This American University in Pennsylvania uses the phrase, 'the Horatio Alger myth' in relation to the frequent narrative of 'rags to riches' in musicals during the 1930's. On the one hand, this is an accurate interpretation of the Alger myth because in Ragged Dick, the character progresses upwards from a lower class 'street arab' to a respectable middle-class citizen. This was made possible through Dick gaining employment as a clerk, allowing him to earn ten dollars a week. Therefore, this was a drastic increase in economic terms for Dick, as 'Ten dollars a week was to him a fortune,' (Chapter 27) and as a result, Alger demonstrates that the myth involves an acquisition of 'riches.'
On the other hand, this is an inaccurate diagnosis of 'the Horatio Alger myth,' because Dick does not rise from 'rags to riches.' He simply gains employment as a clerk; 'riches' is therefore an inappropriate term to use for a minor profession and additionally, this profession was in reality, difficult to elevate in, therefore his new occupation is merely a minor step towards progress. Furthermore, it may be an exaggeration to suggest that Dick transforms from poverty into a middle-class citizen, seeing as Dick is only a child and fortune usually benefits those of the older generation stereotypically, because experience is rewarded with wealth.

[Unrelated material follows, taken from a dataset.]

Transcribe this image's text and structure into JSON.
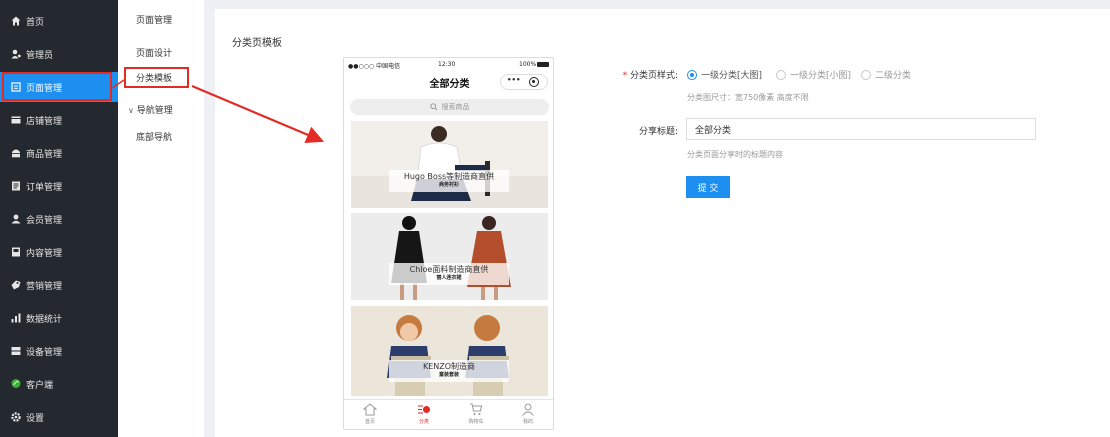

'The Horatio Alger myth' seems to receive a more justifiable description on this website, which utilises the myth to explain the westward migration movement. It states that '"pluck, luck, and moral rectitude would advance one's station in life."' This implies that the myth is not simply materialistic - as the 'rags to riches' concept suggests, because there is no mention of wealth or status. Horatio Alger wished to encourage children to act morally through aspiring to the character Dick. Therefore, the Alger myth is indeed the progression of an individual, but the importance is placed on the means of the progression, rather than the end result.
However, the reference to 'moral rectitude' can be questioned in defining 'the Horatio Alger myth,' because the character Dick is ambiguous. He is predominantly portrayed as a moral individual through his many selfless actions, for example in chapter 20 he demonstrates his generosity by lending money to his friend Tom Wilkins. However, Dick's morality can be questioned, for instance when he fights Micky Maguire in chapter 18 because he is willing to use violence. Consequently, it could be argued that Horatio Alger intended to create an ordinary character that young boys could relate to, rather than a character that obtains a number of seemingly perfect characteristics. 'The Horatio Alger myth,' can as a result, be described as the progression of an ordinary individual, making the myth applicable to the majority of American society.
In conclusion, 'the Horatio Alger myth' is more complex than the simplification of 'rags to riches,' which implies that the process of individual achievement is straightforward, when in reality, an individual must obtain certain characteristics and must additionally struggle against the perils of city life. If the idea of 'rags to riches' must be appropriated, it must be emphasised that an individual will gradually progress from one class to another as Dick did. The process is not automatic and this is proven in the bombardment of obstacles that Dick must overcome in order to progress.